Vous êtes-vous déjà demandé ce qui se cache derrière le numéro 144 ? Ou ce qui se passerait si vous l’appeliez ? Selon un sondage, près de la moitié de la population suisse ignore ce que signifient ces trois chiffres. Il est donc… urgent d’en parler ! Car un appel au numéro d’urgence national 144 peut sauver des vies.

Journée nationale du numéro d’urgences 144

D’après une étude récente, près de la moitié de la population suisse ignore la signification du numéro 144. Les centrales d’appels d’urgence de Suisse se sont donc associées à l’Interassociation de sauvetage (IAS) pour mieux le faire connaître. Elles ont mis sur pied une journée spéciale, le 14.4 précisément, pour aller à la rencontre du grand public. Cette année encore, une trentaine de sites des services d’urgence ont ouvert leurs portes à cette occasion. But de l’opération : donner des informations sur le 144, bien sûr, mais aussi sur le travail des sauveteurs et l’importance des premiers secours.

La police sanitaire (premiers secours) de Berne était aussi dans la rue ce jour-là. Les secouristes et leurs véhicules se sont présentés à la population de 9 heures à 16 heures sur une place du centre-ville.

Les premiers secours de la ville de Berne se sont présentés au public sous un soleil radieux.
Les premiers secours de la ville de Berne se sont présentés au public sous un soleil radieux.

Quand l’ambulance fait-elle aller son feu bleu ? Et la sirène ? Ces questions sont revenues toute la journée, surtout dans la bouche des enfants. En principe, le gyrophare et l’avertisseur sonore fonctionnent toujours ensemble, explique Manuela Sinniger, ambulancière diplômée et responsable de la centrale d’appel 144 de Berne. Ces signaux sont utilisés dans les cas d’urgence, quand il peut y avoir danger de mort.

Les visiteurs ont pu monter dans l’ambulance, où les secouristes leur ont expliqué le fonctionnement de ces instruments qui peuvent sauver des vies. Les visiteurs ont pu monter dans l’ambulance, où les secouristes leur ont expliqué le fonctionnement de ces instruments qui peuvent sauver des vies.
Les visiteurs ont pu monter dans l’ambulance, où les secouristes leur ont expliqué le fonctionnement de ces instruments qui peuvent sauver des vies.
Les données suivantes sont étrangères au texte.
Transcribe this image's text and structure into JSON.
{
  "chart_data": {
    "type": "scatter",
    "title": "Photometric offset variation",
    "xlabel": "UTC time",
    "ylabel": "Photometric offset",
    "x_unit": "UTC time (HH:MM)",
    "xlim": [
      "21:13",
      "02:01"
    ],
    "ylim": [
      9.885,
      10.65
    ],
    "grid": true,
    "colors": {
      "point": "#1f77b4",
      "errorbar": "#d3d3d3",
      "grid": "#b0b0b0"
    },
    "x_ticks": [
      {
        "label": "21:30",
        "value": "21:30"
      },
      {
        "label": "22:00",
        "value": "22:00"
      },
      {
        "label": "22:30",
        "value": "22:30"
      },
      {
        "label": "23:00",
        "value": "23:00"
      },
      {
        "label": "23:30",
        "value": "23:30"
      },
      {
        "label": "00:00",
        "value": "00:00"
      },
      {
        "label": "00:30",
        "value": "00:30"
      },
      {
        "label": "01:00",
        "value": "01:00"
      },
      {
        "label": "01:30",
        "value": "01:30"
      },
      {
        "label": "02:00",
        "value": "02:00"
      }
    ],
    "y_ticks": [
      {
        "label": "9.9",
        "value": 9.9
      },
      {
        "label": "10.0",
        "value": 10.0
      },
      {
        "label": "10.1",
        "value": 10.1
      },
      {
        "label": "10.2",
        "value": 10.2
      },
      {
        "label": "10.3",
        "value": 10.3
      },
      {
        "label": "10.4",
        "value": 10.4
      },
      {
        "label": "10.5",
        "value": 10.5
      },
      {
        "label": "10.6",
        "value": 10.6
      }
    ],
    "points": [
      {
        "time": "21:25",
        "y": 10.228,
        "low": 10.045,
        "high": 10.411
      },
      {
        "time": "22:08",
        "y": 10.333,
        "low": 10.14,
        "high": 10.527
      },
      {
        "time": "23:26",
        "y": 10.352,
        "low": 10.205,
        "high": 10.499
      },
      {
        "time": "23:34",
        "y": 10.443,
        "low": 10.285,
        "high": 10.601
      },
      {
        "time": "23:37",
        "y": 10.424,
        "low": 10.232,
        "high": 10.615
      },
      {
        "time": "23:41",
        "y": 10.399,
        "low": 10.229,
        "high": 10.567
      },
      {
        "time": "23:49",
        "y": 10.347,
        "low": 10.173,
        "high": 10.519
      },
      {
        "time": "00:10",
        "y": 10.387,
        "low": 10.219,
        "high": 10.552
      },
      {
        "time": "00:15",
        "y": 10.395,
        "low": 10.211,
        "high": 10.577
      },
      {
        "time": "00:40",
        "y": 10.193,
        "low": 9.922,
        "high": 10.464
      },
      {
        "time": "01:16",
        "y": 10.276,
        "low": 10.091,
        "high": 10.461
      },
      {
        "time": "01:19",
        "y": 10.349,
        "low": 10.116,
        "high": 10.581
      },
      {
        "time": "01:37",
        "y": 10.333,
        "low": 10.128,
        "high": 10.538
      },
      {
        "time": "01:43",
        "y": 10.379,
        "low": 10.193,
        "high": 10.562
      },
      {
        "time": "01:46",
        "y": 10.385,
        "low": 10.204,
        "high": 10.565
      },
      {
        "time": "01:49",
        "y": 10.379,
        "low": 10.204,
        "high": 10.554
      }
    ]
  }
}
« L’ambulance attire l’attention des passants. Les gens ont envie de savoir à quoi elle ressemble à l’intérieur. Ils se demandent comment ils se sentiraient s’ils devaient eux-mêmes se faire transporter en ambulance. Et de nombreuses personnes passent simplement pour nous dire merci, cela nous fait plaisir », raconte Manuela Sinniger. La police sanitaire a aussi ses fans qui reviennent chaque année.

Des visiteurs au stand d’information de la police sanitaire de Berne
Des visiteurs au stand d’information de la police sanitaire de Berne

Le but premier de cette manifestation, c’est de sensibiliser la population au numéro 144 et de faire comprendre aux gens qu’ils ne doivent pas hésiter à téléphoner quand c’est nécessaire, explique Markus Blau, chef suppléant de la section planification et intervention. Il raconte ce qui se passe lorsque quelqu’un appelle le 144 dans le canton de Berne.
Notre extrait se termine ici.